The standoff dates to last summer, when Dr Merkel allowed Syrians trapped in Hungary travel to Germany, instructing immigration officials not to apply EU migration rules to Syrian asylum seekers.
Though those rules have been reinstated, and Berlin is in the process of agreeing a tough new asylum regime, Bavarian leaders want an asylum cap and tighter border checks.
"At the moment we don't have a system of law and order. It is reign of injustice," said Mr Seehofer to a Bavarian regional newspaper, a week after he irritated Merkel officials by meeting Russian president Vladimir Putin in Moscow.

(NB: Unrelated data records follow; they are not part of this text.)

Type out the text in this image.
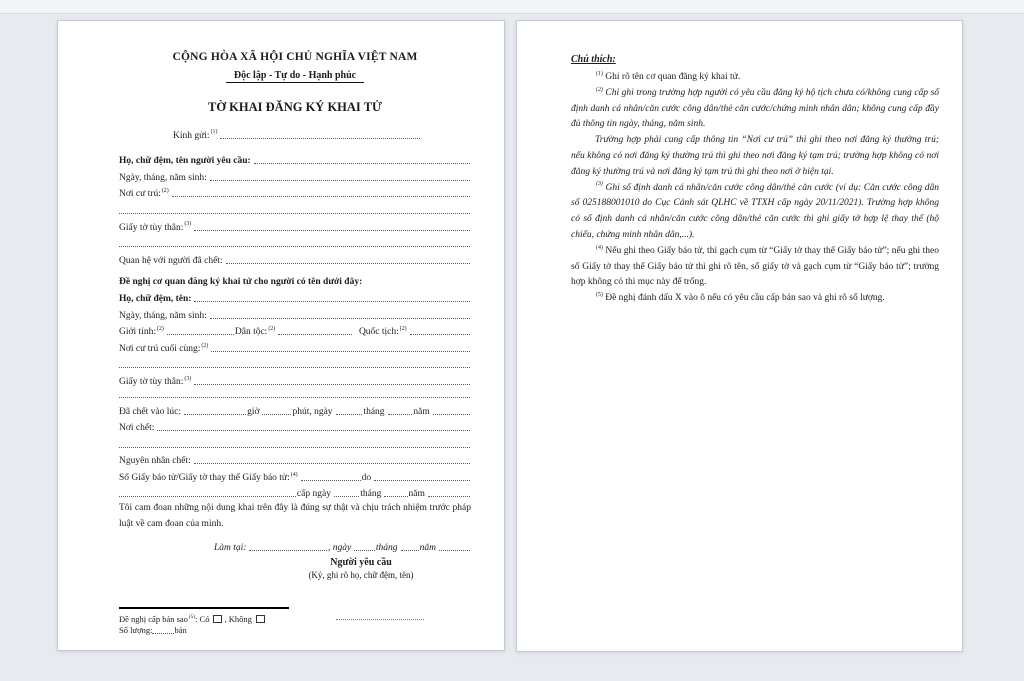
CỘNG HÒA XÃ HỘI CHỦ NGHĨA VIỆT NAM
Độc lập - Tự do - Hạnh phúc
TỜ KHAI ĐĂNG KÝ KHAI TỬ
Kính gửi:$^{(1)}$
Họ, chữ đệm, tên người yêu cầu:
Ngày, tháng, năm sinh:
Nơi cư trú:$^{(2)}$
Giấy tờ tùy thân:$^{(3)}$
Quan hệ với người đã chết:
Đề nghị cơ quan đăng ký khai tử cho người có tên dưới đây:
Họ, chữ đệm, tên:
Ngày, tháng, năm sinh:
Giới tính:$^{(2)}$	Dân tộc:$^{(2)}$	Quốc tịch:$^{(2)}$
Nơi cư trú cuối cùng:$^{(2)}$
Giấy tờ tùy thân:$^{(3)}$
Đã chết vào lúc:	giờ	phút, ngày	tháng	năm
Nơi chết:
Nguyên nhân chết:
Số Giấy báo tử/Giấy tờ thay thế Giấy báo tử:$^{(4)}$	do
cấp ngày	tháng	năm

Tôi cam đoan những nội dung khai trên đây là đúng sự thật và chịu trách nhiệm trước pháp luật về cam đoan của mình.

Làm tại:	, ngày	tháng năm
Người yêu cầu
(Ký, ghi rõ họ, chữ đệm, tên)
Đề nghị cấp bản sao$^{(5)}$: Có , Không
Số lượng:	bản
Chú thích:

$^{(1)}$ Ghi rõ tên cơ quan đăng ký khai tử.

$^{(2)}$ Chỉ ghi trong trường hợp người có yêu cầu đăng ký hộ tịch chưa có/không cung cấp số định danh cá nhân/căn cước công dân/thẻ căn cước/chứng minh nhân dân; không cung cấp đầy đủ thông tin ngày, tháng, năm sinh.

Trường hợp phải cung cấp thông tin “Nơi cư trú” thì ghi theo nơi đăng ký thường trú; nếu không có nơi đăng ký thường trú thì ghi theo nơi đăng ký tạm trú; trường hợp không có nơi đăng ký thường trú và nơi đăng ký tạm trú thì ghi theo nơi ở hiện tại.

$^{(3)}$ Ghi số định danh cá nhân/căn cước công dân/thẻ căn cước (ví dụ: Căn cước công dân số 025188001010 do Cục Cảnh sát QLHC về TTXH cấp ngày 20/11/2021). Trường hợp không có số định danh cá nhân/căn cước công dân/thẻ căn cước thì ghi giấy tờ hợp lệ thay thế (hộ chiếu, chứng minh nhân dân,...).

$^{(4)}$ Nếu ghi theo Giấy báo tử, thì gạch cụm từ “Giấy tờ thay thế Giấy báo tử”; nếu ghi theo số Giấy tờ thay thế Giấy báo tử thì ghi rõ tên, số giấy tờ và gạch cụm từ “Giấy báo tử”; trường hợp không có thì mục này để trống.

$^{(5)}$ Đề nghị đánh dấu X vào ô nếu có yêu cầu cấp bản sao và ghi rõ số lượng.
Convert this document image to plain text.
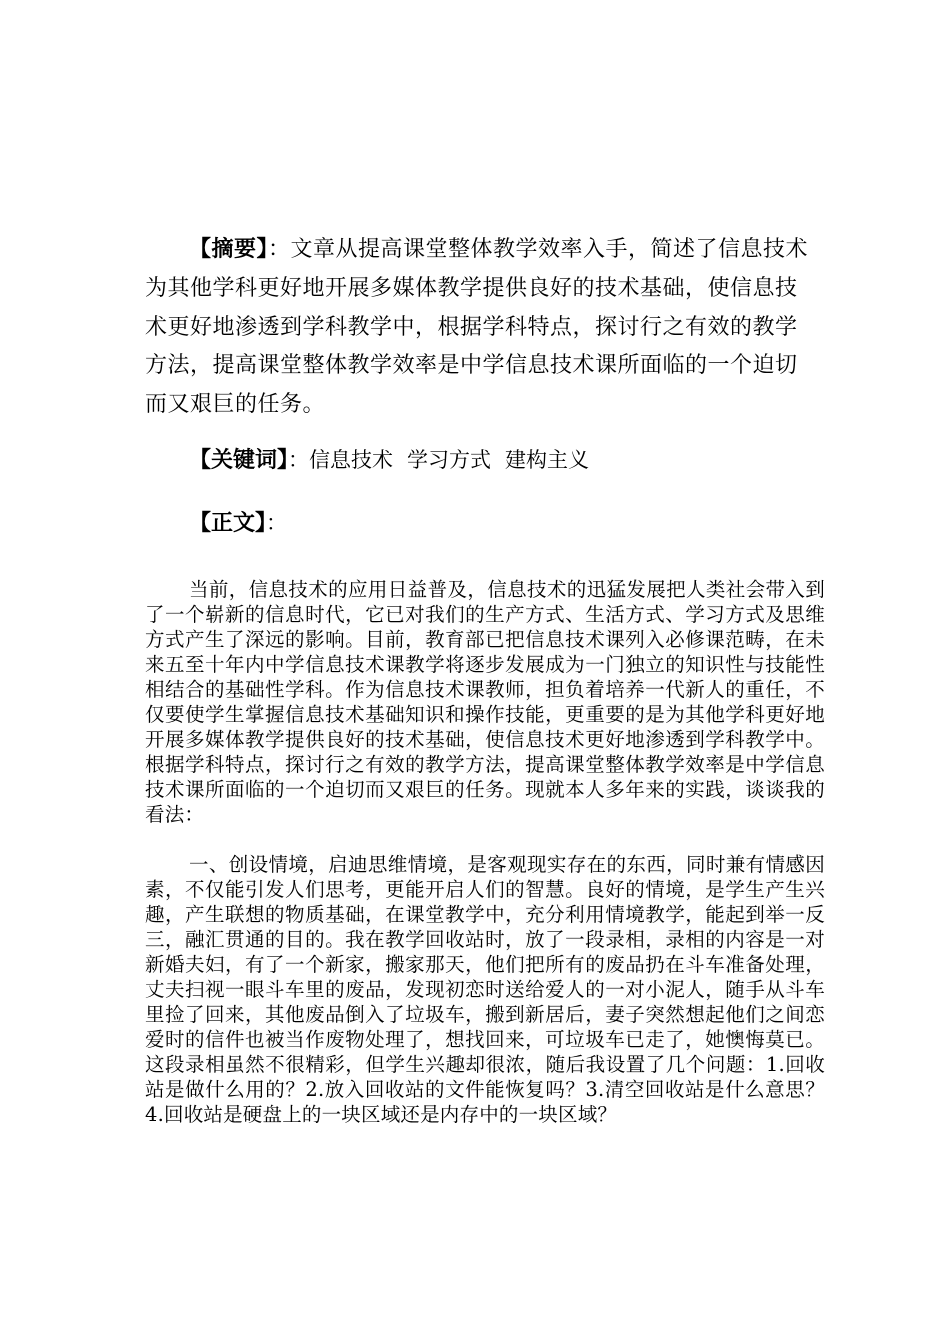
【摘要】：文章从提高课堂整体教学效率入手，简述了信息技术为其他学科更好地开展多媒体教学提供良好的技术基础，使信息技术更好地渗透到学科教学中，根据学科特点，探讨行之有效的教学方法，提高课堂整体教学效率是中学信息技术课所面临的一个迫切而又艰巨的任务。
【关键词】：信息技术 学习方式 建构主义
【正文】：

当前，信息技术的应用日益普及，信息技术的迅猛发展把人类社会带入到了一个崭新的信息时代，它已对我们的生产方式、生活方式、学习方式及思维方式产生了深远的影响。目前，教育部已把信息技术课列入必修课范畴，在未来五至十年内中学信息技术课教学将逐步发展成为一门独立的知识性与技能性相结合的基础性学科。作为信息技术课教师，担负着培养一代新人的重任，不仅要使学生掌握信息技术基础知识和操作技能，更重要的是为其他学科更好地开展多媒体教学提供良好的技术基础，使信息技术更好地渗透到学科教学中。根据学科特点，探讨行之有效的教学方法，提高课堂整体教学效率是中学信息技术课所面临的一个迫切而又艰巨的任务。现就本人多年来的实践，谈谈我的看法：

一、创设情境，启迪思维情境，是客观现实存在的东西，同时兼有情感因素，不仅能引发人们思考，更能开启人们的智慧。良好的情境，是学生产生兴趣，产生联想的物质基础，在课堂教学中，充分利用情境教学，能起到举一反三，融汇贯通的目的。我在教学回收站时，放了一段录相，录相的内容是一对新婚夫妇，有了一个新家，搬家那天，他们把所有的废品扔在斗车准备处理，丈夫扫视一眼斗车里的废品，发现初恋时送给爱人的一对小泥人，随手从斗车里捡了回来，其他废品倒入了垃圾车，搬到新居后，妻子突然想起他们之间恋爱时的信件也被当作废物处理了，想找回来，可垃圾车已走了，她懊悔莫已。这段录相虽然不很精彩，但学生兴趣却很浓，随后我设置了几个问题：1.回收站是做什么用的？2.放入回收站的文件能恢复吗？3.清空回收站是什么意思？4.回收站是硬盘上的一块区域还是内存中的一块区域？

As well as verbal and diplomatic slights, the CSU has threatened to challenge Berlin’s migration policy at the German constitutional court.
If Dr Merkel fails to secure fairer EU burden-sharing in Brussels next week, Mr Seehofer has warned Dr Merkel that he will make good on his threat and go to the Karlsruhe court in March.
While the CDU refused to react to the CSU leader’s provocation, their Social Democratic Party coalition allies have watched the escalating CDU-CSU row with amusement, with some questioning Mr Seehofer’s mental health.
CSU officials backed their boss yesterday, insisting Dr Merkel's migration shift last August and September was illegal and irresponsible for encouraging millions of additional asylum seekers to western Europe.
As Germany’s grand coalition approaches its halfway mark, and with three state elections next month, no one in Berlin is interested in early federal elections.
But senior SPD leaders fear that further CSU sabre-rattling in Bavaria could have unintended consequences and trigger a rupture in Berlin.
"Horst Seehofer's . . . malicious choice of words will only crank up further the crisis in the CDU/CSU," said Thomas Oppermann, Bundestag floor leader.